Well, a military contract with cost overruns? Although I’m certainly not in favor of overspending on anything, even $400 toilet seats, and I strongly believe that we need to work hard on keeping the military budget down, it seems a little funny to hear the most outspoken Stryker critics complain about the costs. A few months ago they were telling us how the vehicles wouldn’t work, how the troops would get pulverized just riding in them, how the vehicles would not be able to leave the roads, and how IEDs and RPGs would make mincemeat out of any Strykers that somehow managed to make it to the front.
There have been some troubles, to be sure. A couple of Strykers tumbled into some canals in the first days of the deployment, and some soldiers were drowned. Another Stryker burned to a crisp after hitting an IED, but not before the crew was able to get out.
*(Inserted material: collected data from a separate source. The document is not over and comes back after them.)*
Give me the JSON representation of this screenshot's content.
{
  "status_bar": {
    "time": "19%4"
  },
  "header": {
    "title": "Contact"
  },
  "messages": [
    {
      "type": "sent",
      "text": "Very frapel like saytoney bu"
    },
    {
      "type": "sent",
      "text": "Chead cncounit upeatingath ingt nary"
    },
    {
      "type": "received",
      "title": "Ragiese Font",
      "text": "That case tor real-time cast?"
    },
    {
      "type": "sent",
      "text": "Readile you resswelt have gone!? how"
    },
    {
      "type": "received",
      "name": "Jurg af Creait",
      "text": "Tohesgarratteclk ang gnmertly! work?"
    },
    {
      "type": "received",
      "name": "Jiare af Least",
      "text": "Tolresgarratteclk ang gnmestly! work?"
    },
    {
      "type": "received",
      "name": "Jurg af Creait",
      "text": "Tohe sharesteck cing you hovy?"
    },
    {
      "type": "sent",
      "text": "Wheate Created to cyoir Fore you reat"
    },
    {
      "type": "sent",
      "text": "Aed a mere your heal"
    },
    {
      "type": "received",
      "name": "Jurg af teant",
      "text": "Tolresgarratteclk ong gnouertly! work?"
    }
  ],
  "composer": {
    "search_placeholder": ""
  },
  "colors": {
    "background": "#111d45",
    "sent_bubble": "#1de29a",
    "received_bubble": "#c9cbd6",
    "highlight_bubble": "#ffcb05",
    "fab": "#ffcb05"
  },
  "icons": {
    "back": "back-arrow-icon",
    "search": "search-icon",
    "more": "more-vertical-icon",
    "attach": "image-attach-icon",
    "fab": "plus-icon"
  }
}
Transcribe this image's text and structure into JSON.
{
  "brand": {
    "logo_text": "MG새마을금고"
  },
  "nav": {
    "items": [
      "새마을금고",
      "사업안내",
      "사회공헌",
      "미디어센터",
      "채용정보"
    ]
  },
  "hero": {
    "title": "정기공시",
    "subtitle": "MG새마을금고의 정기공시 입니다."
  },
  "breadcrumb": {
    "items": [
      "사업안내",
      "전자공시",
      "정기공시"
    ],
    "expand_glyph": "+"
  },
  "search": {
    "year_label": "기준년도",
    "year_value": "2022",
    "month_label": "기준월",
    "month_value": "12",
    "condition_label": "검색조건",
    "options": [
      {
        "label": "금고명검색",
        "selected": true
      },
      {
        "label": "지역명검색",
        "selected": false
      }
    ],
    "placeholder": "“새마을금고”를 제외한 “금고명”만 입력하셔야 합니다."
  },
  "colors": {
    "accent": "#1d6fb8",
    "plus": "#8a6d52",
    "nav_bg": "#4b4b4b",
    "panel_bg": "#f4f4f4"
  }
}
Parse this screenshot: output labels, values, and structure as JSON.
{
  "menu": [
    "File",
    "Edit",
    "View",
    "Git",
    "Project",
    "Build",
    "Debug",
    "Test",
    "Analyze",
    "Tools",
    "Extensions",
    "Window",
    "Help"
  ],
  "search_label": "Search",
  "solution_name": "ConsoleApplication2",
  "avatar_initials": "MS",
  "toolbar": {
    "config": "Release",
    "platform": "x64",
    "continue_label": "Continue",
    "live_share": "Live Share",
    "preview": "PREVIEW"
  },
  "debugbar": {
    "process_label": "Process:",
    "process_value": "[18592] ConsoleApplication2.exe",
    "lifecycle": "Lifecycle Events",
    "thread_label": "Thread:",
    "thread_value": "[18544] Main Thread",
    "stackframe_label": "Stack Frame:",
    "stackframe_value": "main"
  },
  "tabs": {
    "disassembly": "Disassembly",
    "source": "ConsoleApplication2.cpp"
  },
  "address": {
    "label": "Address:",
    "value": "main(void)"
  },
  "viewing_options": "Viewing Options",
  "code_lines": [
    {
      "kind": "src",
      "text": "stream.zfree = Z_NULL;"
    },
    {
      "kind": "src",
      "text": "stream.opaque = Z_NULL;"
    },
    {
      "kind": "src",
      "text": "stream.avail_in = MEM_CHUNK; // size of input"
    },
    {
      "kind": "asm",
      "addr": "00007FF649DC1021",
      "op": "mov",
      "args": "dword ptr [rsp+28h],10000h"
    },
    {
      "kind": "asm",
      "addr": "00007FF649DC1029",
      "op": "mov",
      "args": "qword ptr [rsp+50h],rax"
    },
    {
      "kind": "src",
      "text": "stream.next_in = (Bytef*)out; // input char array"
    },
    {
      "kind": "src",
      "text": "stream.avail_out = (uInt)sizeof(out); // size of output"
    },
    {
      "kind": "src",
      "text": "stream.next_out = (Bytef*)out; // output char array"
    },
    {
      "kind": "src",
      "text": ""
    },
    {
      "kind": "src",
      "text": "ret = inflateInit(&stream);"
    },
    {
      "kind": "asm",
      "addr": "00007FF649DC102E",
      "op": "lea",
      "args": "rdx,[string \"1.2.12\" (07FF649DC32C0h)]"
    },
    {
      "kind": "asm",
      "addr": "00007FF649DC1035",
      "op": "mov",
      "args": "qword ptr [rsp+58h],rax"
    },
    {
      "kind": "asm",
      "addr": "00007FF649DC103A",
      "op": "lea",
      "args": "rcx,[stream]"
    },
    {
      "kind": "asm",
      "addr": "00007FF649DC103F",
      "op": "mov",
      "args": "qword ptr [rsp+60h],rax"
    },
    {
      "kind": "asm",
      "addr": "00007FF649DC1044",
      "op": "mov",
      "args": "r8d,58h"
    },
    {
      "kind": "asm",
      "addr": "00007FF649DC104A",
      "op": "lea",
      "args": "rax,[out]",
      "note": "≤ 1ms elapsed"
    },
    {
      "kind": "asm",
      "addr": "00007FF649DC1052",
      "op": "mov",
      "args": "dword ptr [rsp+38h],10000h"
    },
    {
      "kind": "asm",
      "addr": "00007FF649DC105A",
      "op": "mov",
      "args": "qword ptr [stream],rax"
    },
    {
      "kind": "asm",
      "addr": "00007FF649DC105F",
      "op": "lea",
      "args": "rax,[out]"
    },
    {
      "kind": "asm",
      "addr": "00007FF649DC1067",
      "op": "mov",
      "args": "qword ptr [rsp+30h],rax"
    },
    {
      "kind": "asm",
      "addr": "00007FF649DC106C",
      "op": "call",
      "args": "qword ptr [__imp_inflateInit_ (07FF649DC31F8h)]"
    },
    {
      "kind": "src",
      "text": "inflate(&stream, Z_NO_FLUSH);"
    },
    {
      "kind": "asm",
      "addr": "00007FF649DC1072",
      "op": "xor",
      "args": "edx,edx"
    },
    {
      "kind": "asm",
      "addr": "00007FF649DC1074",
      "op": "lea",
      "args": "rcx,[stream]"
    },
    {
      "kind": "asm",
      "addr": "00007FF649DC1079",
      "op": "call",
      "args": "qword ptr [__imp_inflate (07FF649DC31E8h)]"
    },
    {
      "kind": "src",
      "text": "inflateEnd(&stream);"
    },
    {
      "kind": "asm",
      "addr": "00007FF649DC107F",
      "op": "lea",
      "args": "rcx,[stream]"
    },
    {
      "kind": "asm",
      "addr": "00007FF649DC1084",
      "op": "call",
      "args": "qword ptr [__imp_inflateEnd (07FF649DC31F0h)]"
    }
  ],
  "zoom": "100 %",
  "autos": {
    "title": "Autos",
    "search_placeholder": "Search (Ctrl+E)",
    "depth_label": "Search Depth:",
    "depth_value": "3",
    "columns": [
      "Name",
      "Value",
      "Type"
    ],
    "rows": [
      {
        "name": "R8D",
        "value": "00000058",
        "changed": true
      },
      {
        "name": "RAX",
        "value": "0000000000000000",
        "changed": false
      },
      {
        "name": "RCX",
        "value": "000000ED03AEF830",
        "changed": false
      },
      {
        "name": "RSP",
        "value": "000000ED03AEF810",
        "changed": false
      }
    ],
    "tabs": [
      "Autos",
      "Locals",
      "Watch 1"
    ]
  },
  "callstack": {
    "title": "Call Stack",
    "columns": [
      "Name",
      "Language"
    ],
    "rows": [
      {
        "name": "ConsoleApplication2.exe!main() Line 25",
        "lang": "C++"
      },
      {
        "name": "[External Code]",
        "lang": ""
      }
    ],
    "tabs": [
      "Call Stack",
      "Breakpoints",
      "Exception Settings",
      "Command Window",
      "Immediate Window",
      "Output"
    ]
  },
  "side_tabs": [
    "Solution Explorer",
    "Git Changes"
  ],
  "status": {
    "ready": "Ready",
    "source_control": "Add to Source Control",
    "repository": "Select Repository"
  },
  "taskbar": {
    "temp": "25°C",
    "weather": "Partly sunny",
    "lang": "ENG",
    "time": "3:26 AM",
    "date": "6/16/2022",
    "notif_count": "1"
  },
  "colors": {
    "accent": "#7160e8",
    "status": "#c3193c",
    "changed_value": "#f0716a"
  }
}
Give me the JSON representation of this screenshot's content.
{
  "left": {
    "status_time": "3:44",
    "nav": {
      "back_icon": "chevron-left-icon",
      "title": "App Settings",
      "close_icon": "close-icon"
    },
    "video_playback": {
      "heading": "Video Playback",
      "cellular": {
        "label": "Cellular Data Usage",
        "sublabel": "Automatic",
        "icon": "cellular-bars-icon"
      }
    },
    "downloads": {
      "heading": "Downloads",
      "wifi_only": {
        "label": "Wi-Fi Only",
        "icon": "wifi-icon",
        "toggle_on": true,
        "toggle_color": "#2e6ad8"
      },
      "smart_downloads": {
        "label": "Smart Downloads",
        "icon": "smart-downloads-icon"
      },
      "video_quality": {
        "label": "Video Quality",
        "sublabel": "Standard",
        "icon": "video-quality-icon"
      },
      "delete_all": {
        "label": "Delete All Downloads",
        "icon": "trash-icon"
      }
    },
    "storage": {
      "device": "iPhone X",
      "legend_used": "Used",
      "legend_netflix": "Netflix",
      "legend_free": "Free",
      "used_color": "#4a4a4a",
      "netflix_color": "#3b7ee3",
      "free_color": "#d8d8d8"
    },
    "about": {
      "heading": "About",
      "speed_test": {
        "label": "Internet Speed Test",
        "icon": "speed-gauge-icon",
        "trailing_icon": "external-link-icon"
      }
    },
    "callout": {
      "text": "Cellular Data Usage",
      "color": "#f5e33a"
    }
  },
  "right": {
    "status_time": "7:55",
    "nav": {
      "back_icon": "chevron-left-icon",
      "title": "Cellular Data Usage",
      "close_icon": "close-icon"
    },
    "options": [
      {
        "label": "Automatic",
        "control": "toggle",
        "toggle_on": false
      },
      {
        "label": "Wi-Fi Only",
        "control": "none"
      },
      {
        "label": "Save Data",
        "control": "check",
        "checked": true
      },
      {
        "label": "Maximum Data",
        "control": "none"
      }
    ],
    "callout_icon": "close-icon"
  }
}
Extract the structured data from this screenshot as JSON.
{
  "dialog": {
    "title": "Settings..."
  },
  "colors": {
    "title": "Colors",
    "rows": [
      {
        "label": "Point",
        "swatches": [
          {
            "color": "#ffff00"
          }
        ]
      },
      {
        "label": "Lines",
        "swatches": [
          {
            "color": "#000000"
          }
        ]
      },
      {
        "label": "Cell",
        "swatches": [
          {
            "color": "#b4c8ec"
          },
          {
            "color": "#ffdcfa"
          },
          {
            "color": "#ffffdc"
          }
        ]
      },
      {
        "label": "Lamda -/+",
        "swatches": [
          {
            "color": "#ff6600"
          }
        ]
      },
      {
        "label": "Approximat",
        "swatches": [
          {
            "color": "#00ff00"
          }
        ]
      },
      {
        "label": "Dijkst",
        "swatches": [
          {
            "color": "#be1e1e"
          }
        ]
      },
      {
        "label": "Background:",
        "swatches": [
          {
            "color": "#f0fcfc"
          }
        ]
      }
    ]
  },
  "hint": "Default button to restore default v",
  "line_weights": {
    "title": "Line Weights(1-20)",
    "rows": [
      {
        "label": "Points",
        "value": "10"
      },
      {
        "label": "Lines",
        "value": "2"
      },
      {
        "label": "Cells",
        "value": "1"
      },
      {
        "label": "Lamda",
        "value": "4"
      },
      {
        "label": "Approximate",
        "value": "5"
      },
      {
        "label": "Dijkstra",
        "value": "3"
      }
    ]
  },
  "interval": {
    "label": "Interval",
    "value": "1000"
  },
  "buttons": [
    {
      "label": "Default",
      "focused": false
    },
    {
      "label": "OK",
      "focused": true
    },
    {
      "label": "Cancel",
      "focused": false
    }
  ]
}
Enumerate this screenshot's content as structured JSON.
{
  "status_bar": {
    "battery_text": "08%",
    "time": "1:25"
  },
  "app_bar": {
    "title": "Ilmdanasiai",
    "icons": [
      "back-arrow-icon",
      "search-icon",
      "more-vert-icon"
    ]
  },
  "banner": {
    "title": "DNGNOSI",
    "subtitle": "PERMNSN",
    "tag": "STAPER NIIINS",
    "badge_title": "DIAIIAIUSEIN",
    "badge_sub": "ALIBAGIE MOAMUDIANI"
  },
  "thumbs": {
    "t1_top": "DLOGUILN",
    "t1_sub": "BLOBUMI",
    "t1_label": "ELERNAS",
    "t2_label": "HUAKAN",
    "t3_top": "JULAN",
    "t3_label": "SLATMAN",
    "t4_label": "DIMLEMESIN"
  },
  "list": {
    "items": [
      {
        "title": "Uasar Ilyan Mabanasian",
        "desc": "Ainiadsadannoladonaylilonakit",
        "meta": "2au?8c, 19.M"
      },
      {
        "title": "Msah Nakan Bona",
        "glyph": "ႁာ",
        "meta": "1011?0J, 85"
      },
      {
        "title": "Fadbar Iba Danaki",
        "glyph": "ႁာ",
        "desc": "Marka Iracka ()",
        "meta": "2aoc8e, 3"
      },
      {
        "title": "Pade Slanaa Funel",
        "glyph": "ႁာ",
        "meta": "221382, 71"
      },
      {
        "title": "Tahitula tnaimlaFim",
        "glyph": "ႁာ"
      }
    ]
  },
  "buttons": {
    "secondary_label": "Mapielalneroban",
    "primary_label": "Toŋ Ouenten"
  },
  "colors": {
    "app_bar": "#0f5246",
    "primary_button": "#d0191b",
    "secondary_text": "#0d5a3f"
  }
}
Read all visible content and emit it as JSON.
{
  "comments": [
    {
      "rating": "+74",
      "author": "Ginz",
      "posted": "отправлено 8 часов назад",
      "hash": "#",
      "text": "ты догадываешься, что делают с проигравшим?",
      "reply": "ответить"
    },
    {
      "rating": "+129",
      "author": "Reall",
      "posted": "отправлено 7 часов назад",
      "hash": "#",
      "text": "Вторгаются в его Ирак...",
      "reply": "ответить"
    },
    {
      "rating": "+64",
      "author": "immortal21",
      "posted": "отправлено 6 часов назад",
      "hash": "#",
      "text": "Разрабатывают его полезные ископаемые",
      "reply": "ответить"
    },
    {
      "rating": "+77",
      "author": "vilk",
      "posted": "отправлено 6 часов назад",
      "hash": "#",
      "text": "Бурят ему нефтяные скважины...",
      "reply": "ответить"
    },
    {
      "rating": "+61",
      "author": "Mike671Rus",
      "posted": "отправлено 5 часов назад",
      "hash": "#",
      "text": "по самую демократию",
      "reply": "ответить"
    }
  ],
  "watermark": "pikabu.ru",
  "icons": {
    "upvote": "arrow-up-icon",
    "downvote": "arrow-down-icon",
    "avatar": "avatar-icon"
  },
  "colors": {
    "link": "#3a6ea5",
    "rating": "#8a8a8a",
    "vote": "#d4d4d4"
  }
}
But several RPG hits have been shrugged off, and several other IED strikes caused minor or no damage, and all of the Strykers were able to continue driving. One had it’s front left tire blown completely off and it kept on rolling. Although tracks like on the M113 are generally tougher than wheels, they are prone to single-point failure. An explosion strong enough to completely rip a tire off of a Stryker is probably strong enough to damage a track badly enough that the vehicle is immobilized.
The Stryker seems to have a niche. It certainly isn’t perfect, and there will be times that the M113s that Shoultz and most of the other anti-Stryker folks seem so keen on would perform far better. Rather than Strykers or M113s, or stepping up to Bradley Fighting Vehicles and M1 tanks, we probably need armored Humvees in Haiti. But the 2nd ACR, currently in Iraq with armored Humvees, is going to convert to the Stryker when they get back stateside.
But two months in a combat zone have shown that many of the fears that the anti-Stryker were overblown if not unfounded. The fact that Shoultz and so many other anti-Stryker types are still railing on kind of makes me wonder what their real motivation is, to be honest.